BERLIN (cb). Wie können Apotheker und Angehörige anderer Gesundheitsberufe künftig besser zusammenarbeiten, um die Sicherheit der medikamentösen Therapie bei älteren, multimorbiden Patienten zu erhöhen? Dies war die zentrale Frage, die von Fachleuten aus Deutschland, Australien und Großbritannien auf einem von der ABDA veranstalteten Symposium am 7. Februar in Berlin diskutiert wurde.

Vor dem Hintergrund der demografischen Entwicklung in Deutschland ist es dringend notwendig, die Versorgungsstrukturen im Gesundheitswesen stärker auf die Bedürfnisse älterer Menschen auszurichten. Die Bundesregierung ist sich dieser Problematik bewusst - entsprechende Forderungen wurden im Koalitionsvertrag festgeschrieben (siehe Kasten).

Mehr Pharmazie wagen

Unter dem Motto "Mehr Pharmazie wagen" rief Friedemann Schmidt, Vizepräsident der ABDA, die Teilnehmer des Symposiums dazu auf gemeinsam zu überlegen, wie pharmazeutische Kompetenz - vor dem Hintergrund knapper Ressourcen - zum Erreichen dieser Ziele noch besser eingesetzt werden kann.

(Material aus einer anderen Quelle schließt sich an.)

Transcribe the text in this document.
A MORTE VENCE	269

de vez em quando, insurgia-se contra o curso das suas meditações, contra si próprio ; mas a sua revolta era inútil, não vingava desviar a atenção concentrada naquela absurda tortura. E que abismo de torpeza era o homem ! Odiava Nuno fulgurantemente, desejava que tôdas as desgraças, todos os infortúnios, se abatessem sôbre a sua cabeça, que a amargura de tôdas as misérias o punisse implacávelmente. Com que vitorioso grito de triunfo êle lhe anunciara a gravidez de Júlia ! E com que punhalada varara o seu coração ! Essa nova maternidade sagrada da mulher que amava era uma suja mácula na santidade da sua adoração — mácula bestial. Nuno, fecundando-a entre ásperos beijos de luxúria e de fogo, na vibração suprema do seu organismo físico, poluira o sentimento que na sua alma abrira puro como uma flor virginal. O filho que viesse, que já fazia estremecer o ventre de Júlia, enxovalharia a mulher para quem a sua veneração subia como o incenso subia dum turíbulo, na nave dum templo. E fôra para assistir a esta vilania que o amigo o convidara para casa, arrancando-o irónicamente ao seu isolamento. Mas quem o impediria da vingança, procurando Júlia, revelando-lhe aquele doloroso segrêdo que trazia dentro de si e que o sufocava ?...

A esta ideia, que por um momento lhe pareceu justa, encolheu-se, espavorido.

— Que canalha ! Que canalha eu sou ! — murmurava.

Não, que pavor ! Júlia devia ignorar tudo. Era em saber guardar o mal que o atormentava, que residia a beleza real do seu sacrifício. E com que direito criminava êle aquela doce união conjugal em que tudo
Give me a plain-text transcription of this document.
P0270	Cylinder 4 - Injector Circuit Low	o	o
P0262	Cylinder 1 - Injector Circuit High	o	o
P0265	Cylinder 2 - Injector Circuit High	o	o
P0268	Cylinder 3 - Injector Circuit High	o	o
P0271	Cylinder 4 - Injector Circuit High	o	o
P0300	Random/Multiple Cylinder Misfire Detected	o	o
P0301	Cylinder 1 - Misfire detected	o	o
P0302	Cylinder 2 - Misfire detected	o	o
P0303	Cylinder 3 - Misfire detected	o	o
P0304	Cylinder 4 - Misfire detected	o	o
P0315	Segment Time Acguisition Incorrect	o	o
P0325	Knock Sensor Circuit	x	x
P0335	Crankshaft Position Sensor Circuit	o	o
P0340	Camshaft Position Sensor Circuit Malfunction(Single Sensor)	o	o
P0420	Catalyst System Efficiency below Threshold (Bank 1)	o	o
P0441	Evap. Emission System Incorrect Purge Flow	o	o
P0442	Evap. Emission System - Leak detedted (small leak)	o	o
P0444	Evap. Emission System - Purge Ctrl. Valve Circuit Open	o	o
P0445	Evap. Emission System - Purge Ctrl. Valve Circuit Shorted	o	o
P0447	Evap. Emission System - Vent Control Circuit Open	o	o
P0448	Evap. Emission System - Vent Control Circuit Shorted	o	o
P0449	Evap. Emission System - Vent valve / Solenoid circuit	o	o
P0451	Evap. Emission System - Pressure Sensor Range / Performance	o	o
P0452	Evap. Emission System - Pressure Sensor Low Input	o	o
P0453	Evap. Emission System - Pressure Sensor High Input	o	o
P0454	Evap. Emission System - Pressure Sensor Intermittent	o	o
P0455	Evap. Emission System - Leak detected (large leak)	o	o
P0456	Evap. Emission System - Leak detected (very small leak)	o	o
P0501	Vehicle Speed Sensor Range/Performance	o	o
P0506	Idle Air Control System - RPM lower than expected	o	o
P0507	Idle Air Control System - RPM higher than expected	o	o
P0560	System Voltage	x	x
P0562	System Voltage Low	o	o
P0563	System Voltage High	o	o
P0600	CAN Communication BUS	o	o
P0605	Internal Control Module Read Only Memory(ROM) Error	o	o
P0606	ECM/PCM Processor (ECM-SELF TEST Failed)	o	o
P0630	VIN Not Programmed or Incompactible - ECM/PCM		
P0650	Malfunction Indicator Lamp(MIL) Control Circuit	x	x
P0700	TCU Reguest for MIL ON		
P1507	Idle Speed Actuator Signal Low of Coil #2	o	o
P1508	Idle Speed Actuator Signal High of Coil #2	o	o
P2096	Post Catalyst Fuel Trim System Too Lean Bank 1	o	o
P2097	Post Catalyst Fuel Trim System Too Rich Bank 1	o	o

Ein vielversprechendes Instrument zur Gewährleistung einer sicheren medikamentösen Therapie bei älteren multimorbiden Patienten einerseits und zur Kostensenkung im medizinischen und pflegerischen Bereich andererseits wäre die Optimierung der Arzneimitteltherapie dieser Patientengruppe - und zwar nicht durch die Apotheker allein, sondern in enger Kooperation mit Ärzten und anderen Gesundheitsberufen. Zur Entwicklung entsprechender Konzepte können bereits vorliegende Erfahrungen aus anderen Ländern wie beispielsweise Australien und Großbritannien genutzt werden, so Schmidt.

Erfahrungen aus Australien ...

Prof. Dr. Charlie Benrimoj, Sydney, und Lance Emerson, Canberra, berichteten in ihren Vorträgen über Erfahrungen mit den "Home Medication Reviews" (HMR) bei älteren multimorbiden Patienten in Australien. Diese Reviews stellen eine Analyse der gesamten Medikation eines Patienten dar, die in enger Kooperation zwischen Arzt und Apotheker erarbeitet bzw. optimiert wird. Ziele sind vor allem die Erhöhung der Therapiesicherheit, die Vermeidung von Doppelverordnungen und damit letztendlich auch eine Kostensenkung.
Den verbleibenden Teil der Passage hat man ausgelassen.